Today Romero is popularly referred to as San Romero among Salvadorans.  He is one of the ten 20th-century martyrs who are depicted in statues above the Great West Door of Westminster Abbey in London, a testament to the wide respect for him even beyond the Catholic Church.   In 2008, he was chosen as one of the 15 Champions of World Democracy by the Europe-based magazine A Different View.  In 1982 Pope John Paul II prayed at Romero’s tomb on his first visit to El Salvador and officially recognized him as a “Servant of God” in 1997.  It is widely presumed that Archbishop Romero will be beatified during 2017, the centennial year of his birth.

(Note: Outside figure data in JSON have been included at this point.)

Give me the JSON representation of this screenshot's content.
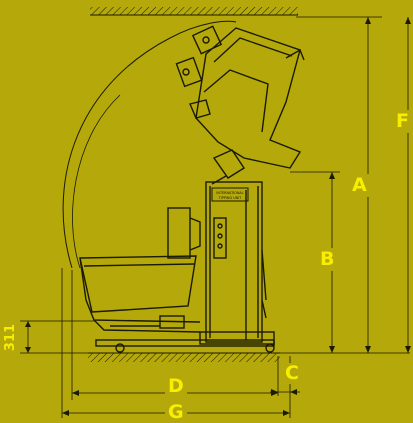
{
  "labels": {
    "A": "A",
    "B": "B",
    "C": "C",
    "D": "D",
    "F": "F",
    "G": "G",
    "height_311": "311"
  },
  "plate": {
    "line1": "INTERNATIONAL",
    "line2": "TIPPING UNIT"
  },
  "colors": {
    "background": "#b5a80a",
    "line": "#1a1a00",
    "label": "#f7ee00"
  }
}
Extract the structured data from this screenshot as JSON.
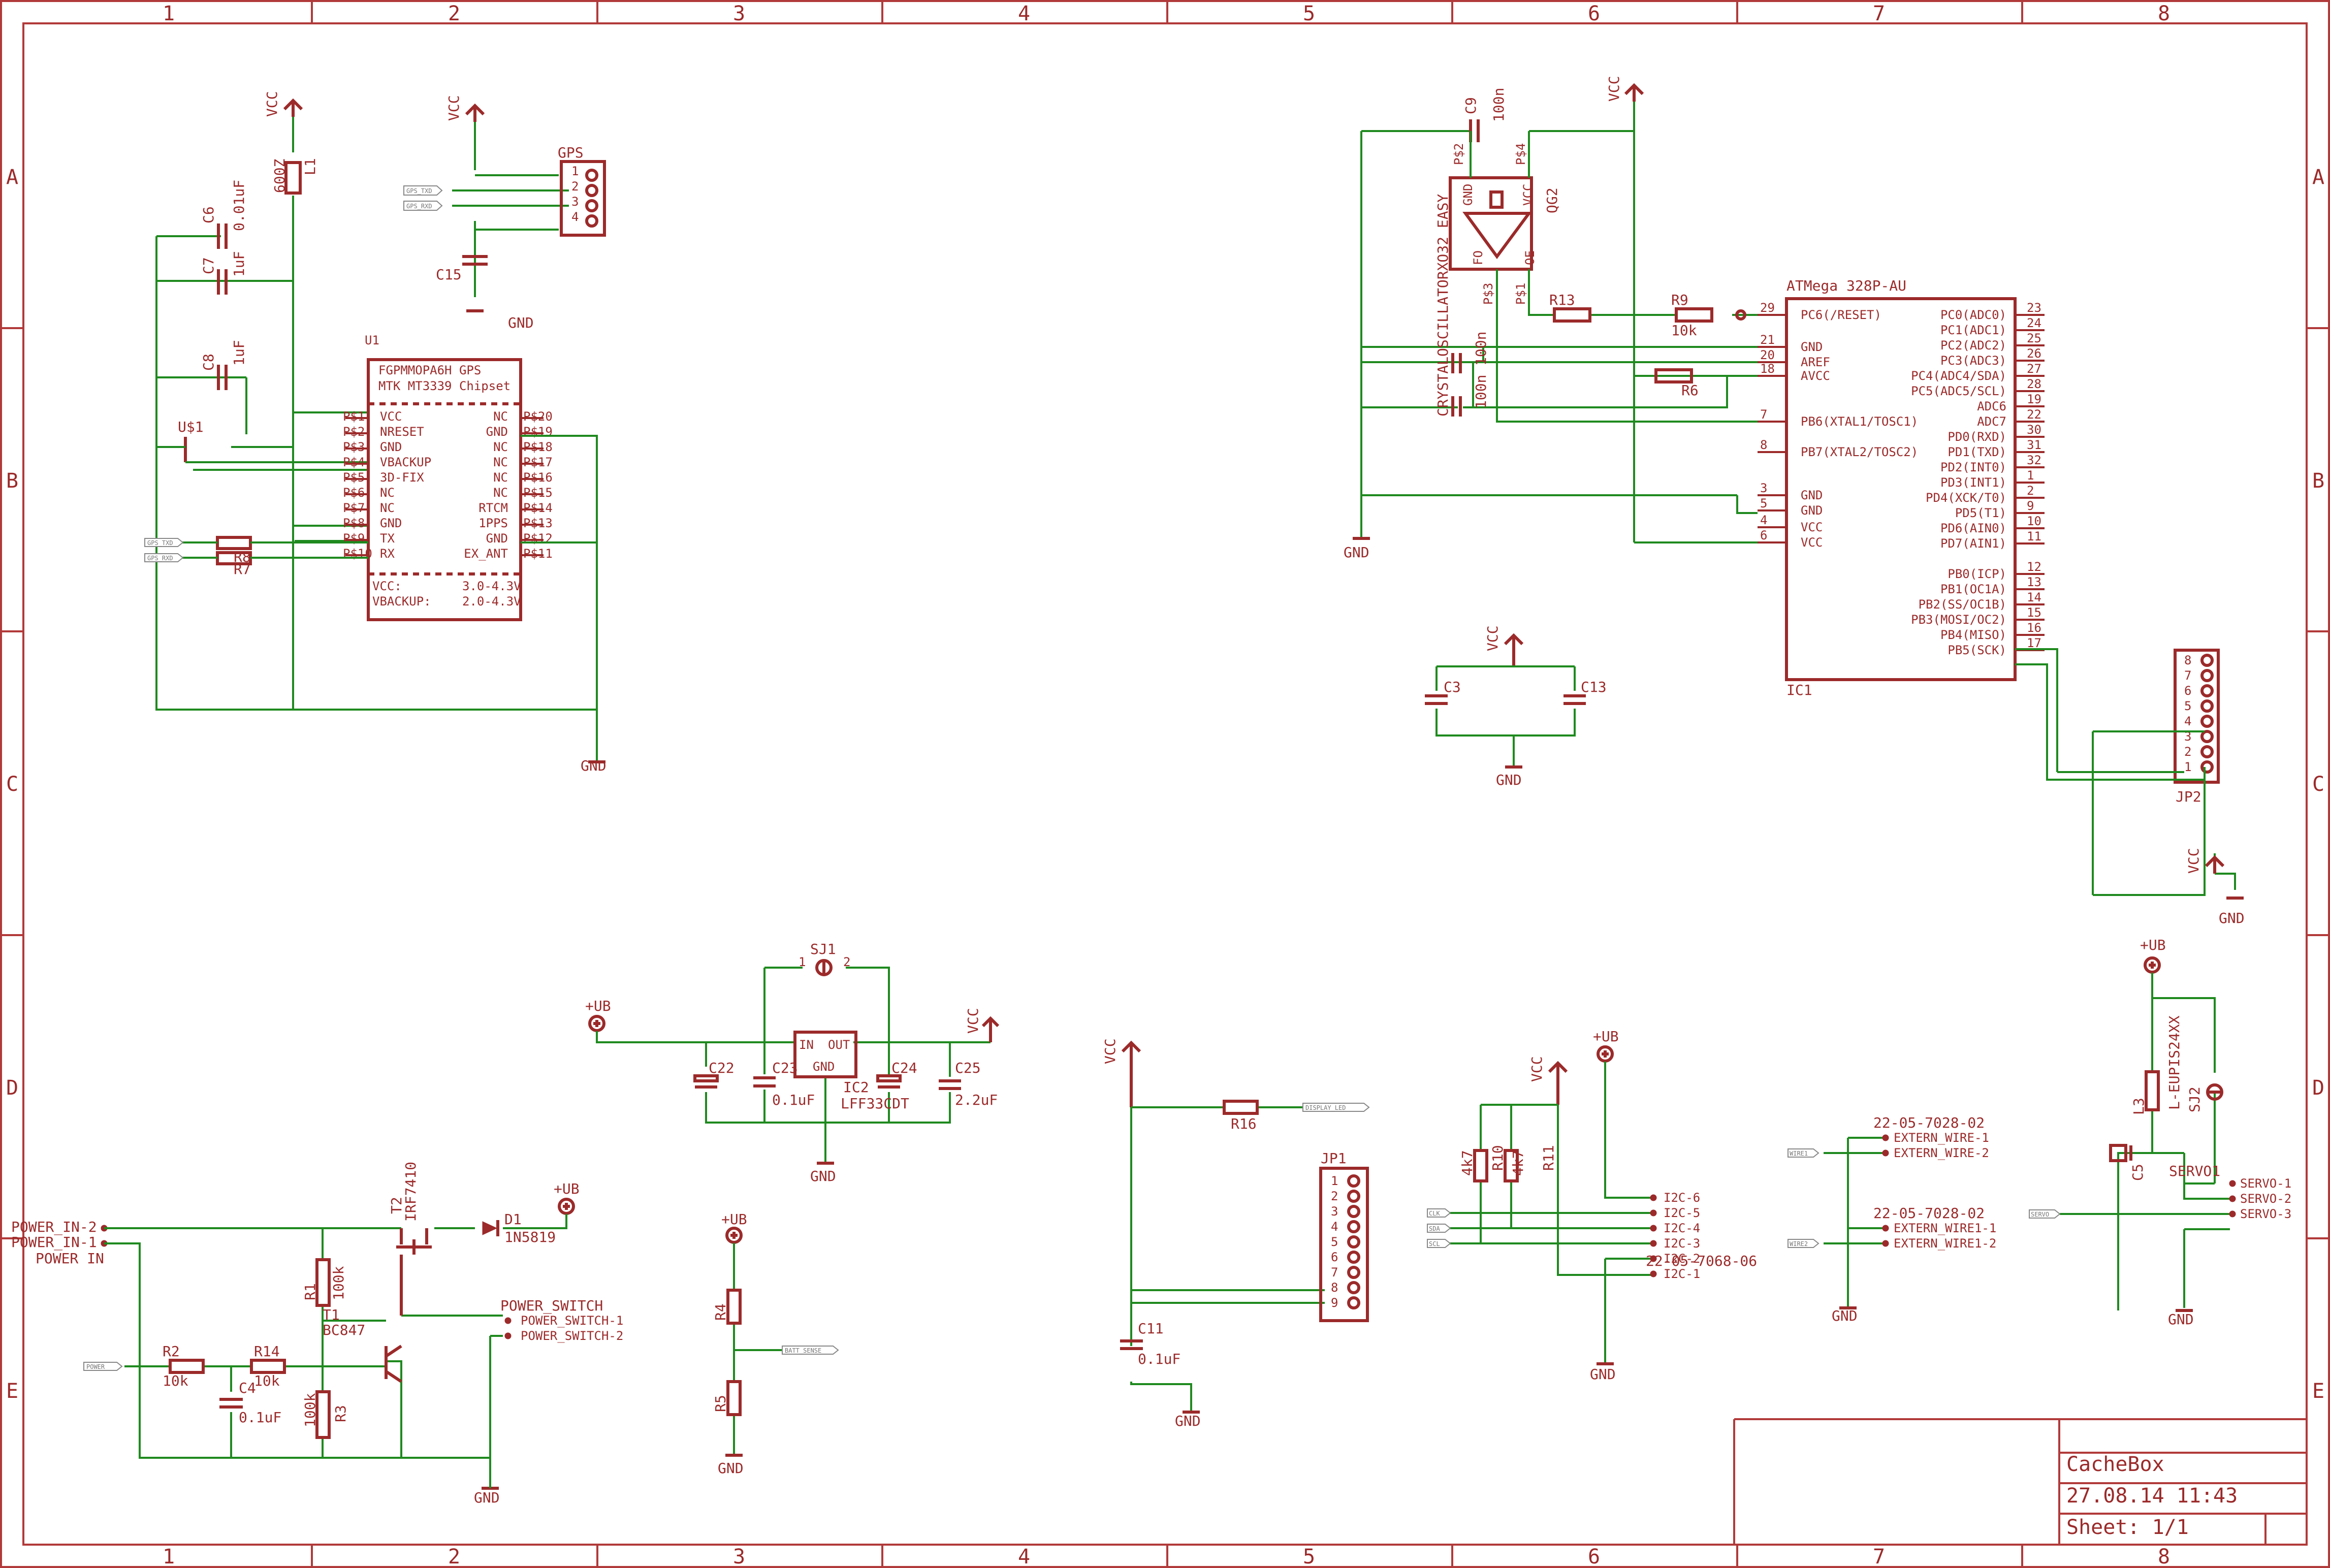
{
  "title_block": {
    "name": "CacheBox",
    "date": "27.08.14 11:43",
    "sheet": "Sheet: 1/1"
  },
  "grid": {
    "columns": [
      "1",
      "2",
      "3",
      "4",
      "5",
      "6",
      "7",
      "8"
    ],
    "rows": [
      "A",
      "B",
      "C",
      "D",
      "E"
    ]
  },
  "power": {
    "vcc": "VCC",
    "gnd": "GND",
    "ub": "+UB"
  },
  "gps_block": {
    "l1": "L1",
    "l1_val": "600Z",
    "c6": "C6",
    "c6_val": "0.01uF",
    "c7": "C7",
    "c7_val": "1uF",
    "c8": "C8",
    "c8_val": "1uF",
    "us1": "U$1",
    "u1": "U1",
    "r7": "R7",
    "r8": "R8",
    "c15": "C15",
    "gps_conn": "GPS",
    "gps_pins": [
      "1",
      "2",
      "3",
      "4"
    ],
    "gps_labels": [
      "GPS_TXD",
      "GPS_RXD"
    ],
    "ic_title1": "FGPMMOPA6H GPS",
    "ic_title2": "MTK MT3339 Chipset",
    "left_pins": [
      "P$1",
      "P$2",
      "P$3",
      "P$4",
      "P$5",
      "P$6",
      "P$7",
      "P$8",
      "P$9",
      "P$10"
    ],
    "left_names": [
      "VCC",
      "NRESET",
      "GND",
      "VBACKUP",
      "3D-FIX",
      "NC",
      "NC",
      "GND",
      "TX",
      "RX"
    ],
    "right_pins": [
      "P$20",
      "P$19",
      "P$18",
      "P$17",
      "P$16",
      "P$15",
      "P$14",
      "P$13",
      "P$12",
      "P$11"
    ],
    "right_names": [
      "NC",
      "GND",
      "NC",
      "NC",
      "NC",
      "NC",
      "RTCM",
      "1PPS",
      "GND",
      "EX_ANT"
    ],
    "vcc_spec": "VCC:",
    "vcc_range": "3.0-4.3V",
    "vbackup_spec": "VBACKUP:",
    "vbackup_range": "2.0-4.3V",
    "rx_labels": [
      "GPS_TXD",
      "GPS_RXD"
    ]
  },
  "mcu_block": {
    "name": "ATMega 328P-AU",
    "ref": "IC1",
    "left": [
      {
        "name": "PC6(/RESET)",
        "num": "29"
      },
      {
        "name": "GND",
        "num": "21"
      },
      {
        "name": "AREF",
        "num": "20"
      },
      {
        "name": "AVCC",
        "num": "18"
      },
      {
        "name": "PB6(XTAL1/TOSC1)",
        "num": "7"
      },
      {
        "name": "PB7(XTAL2/TOSC2)",
        "num": "8"
      },
      {
        "name": "GND",
        "num": "3"
      },
      {
        "name": "GND",
        "num": "5"
      },
      {
        "name": "VCC",
        "num": "4"
      },
      {
        "name": "VCC",
        "num": "6"
      }
    ],
    "right": [
      {
        "name": "PC0(ADC0)",
        "num": "23"
      },
      {
        "name": "PC1(ADC1)",
        "num": "24"
      },
      {
        "name": "PC2(ADC2)",
        "num": "25"
      },
      {
        "name": "PC3(ADC3)",
        "num": "26"
      },
      {
        "name": "PC4(ADC4/SDA)",
        "num": "27"
      },
      {
        "name": "PC5(ADC5/SCL)",
        "num": "28"
      },
      {
        "name": "ADC6",
        "num": "19"
      },
      {
        "name": "ADC7",
        "num": "22"
      },
      {
        "name": "PD0(RXD)",
        "num": "30"
      },
      {
        "name": "PD1(TXD)",
        "num": "31"
      },
      {
        "name": "PD2(INT0)",
        "num": "32"
      },
      {
        "name": "PD3(INT1)",
        "num": "1"
      },
      {
        "name": "PD4(XCK/T0)",
        "num": "2"
      },
      {
        "name": "PD5(T1)",
        "num": "9"
      },
      {
        "name": "PD6(AIN0)",
        "num": "10"
      },
      {
        "name": "PD7(AIN1)",
        "num": "11"
      },
      {
        "name": "PB0(ICP)",
        "num": "12"
      },
      {
        "name": "PB1(OC1A)",
        "num": "13"
      },
      {
        "name": "PB2(SS/OC1B)",
        "num": "14"
      },
      {
        "name": "PB3(MOSI/OC2)",
        "num": "15"
      },
      {
        "name": "PB4(MISO)",
        "num": "16"
      },
      {
        "name": "PB5(SCK)",
        "num": "17"
      }
    ],
    "c9": "C9",
    "c9_val": "100n",
    "qg2": "QG2",
    "osc_label": "CRYSTALOSCILLATORXO32_EASY",
    "osc_pins": [
      "P$2",
      "P$4",
      "P$1",
      "P$3"
    ],
    "osc_inner": [
      "GND",
      "VCC",
      "FO",
      "OE"
    ],
    "r13": "R13",
    "r9": "R9",
    "r9_val": "10k",
    "r6": "R6",
    "c_aref": "100n",
    "c_aref2": "100n",
    "c3": "C3",
    "c13": "C13",
    "jp2": "JP2",
    "jp2_pins": [
      "8",
      "7",
      "6",
      "5",
      "4",
      "3",
      "2",
      "1"
    ]
  },
  "regulator_block": {
    "sj1": "SJ1",
    "sj_pins": [
      "1",
      "2"
    ],
    "ic2": "IC2",
    "ic2_val": "LFF33CDT",
    "in": "IN",
    "out": "OUT",
    "gnd": "GND",
    "c22": "C22",
    "c23": "C23",
    "c23_val": "0.1uF",
    "c24": "C24",
    "c25": "C25",
    "c25_val": "2.2uF"
  },
  "power_in_block": {
    "conn": "POWER IN",
    "pins": [
      "POWER_IN-2",
      "POWER_IN-1"
    ],
    "t2": "T2",
    "t2_val": "IRF7410",
    "d1": "D1",
    "d1_val": "1N5819",
    "r1": "R1",
    "r1_val": "100k",
    "t1": "T1",
    "t1_val": "BC847",
    "r2": "R2",
    "r2_val": "10k",
    "r14": "R14",
    "r14_val": "10k",
    "c4": "C4",
    "c4_val": "0.1uF",
    "r3": "R3",
    "r3_val": "100k",
    "switch": "POWER_SWITCH",
    "switch_pins": [
      "POWER_SWITCH-1",
      "POWER_SWITCH-2"
    ]
  },
  "batt_block": {
    "r4": "R4",
    "r5": "R5"
  },
  "display_block": {
    "r16": "R16",
    "c11": "C11",
    "c11_val": "0.1uF",
    "jp1": "JP1",
    "jp1_pins": [
      "1",
      "2",
      "3",
      "4",
      "5",
      "6",
      "7",
      "8",
      "9"
    ]
  },
  "i2c_block": {
    "r10": "R10",
    "r10_val": "4k7",
    "r11": "R11",
    "r11_val": "4k7",
    "conn": "22-05-7068-06",
    "pins": [
      "I2C-6",
      "I2C-5",
      "I2C-4",
      "I2C-3",
      "I2C-2",
      "I2C-1"
    ]
  },
  "extern_block": {
    "conn1": "22-05-7028-02",
    "pins1": [
      "EXTERN_WIRE-1",
      "EXTERN_WIRE-2"
    ],
    "conn2": "22-05-7028-02",
    "pins2": [
      "EXTERN_WIRE1-1",
      "EXTERN_WIRE1-2"
    ]
  },
  "servo_block": {
    "l3": "L3",
    "l3_val": "L-EUPIS24XX",
    "sj2": "SJ2",
    "c5": "C5",
    "servo": "SERVO1",
    "pins": [
      "SERVO-1",
      "SERVO-2",
      "SERVO-3"
    ]
  }
}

What would Archbishop Romero say about all the fanfare and adulation?  I’m pretty sure he’d challenge us to ask what is it about us that needs to place others on pedestals, declaring another’s faith “saintly” as if it were rare… and rarefied!!!  He would likely explain he was simply doing what needed doing in service of the Gospel… that we should expect our shepherds to smell like their sheep.   Would that we had many more pastors and bishops who cared for the vulnerable and poor with such evangelical clarity and passion!  I suspect he’d tell us to be careful about pointing fingers, questioning whether anyone should be on a pedestal.  With genuine pastoral humility he would say, “What about you?  Tell me more about you.”

What about us?  You?  Me!  How am I going to live the Gospel – today, here, now?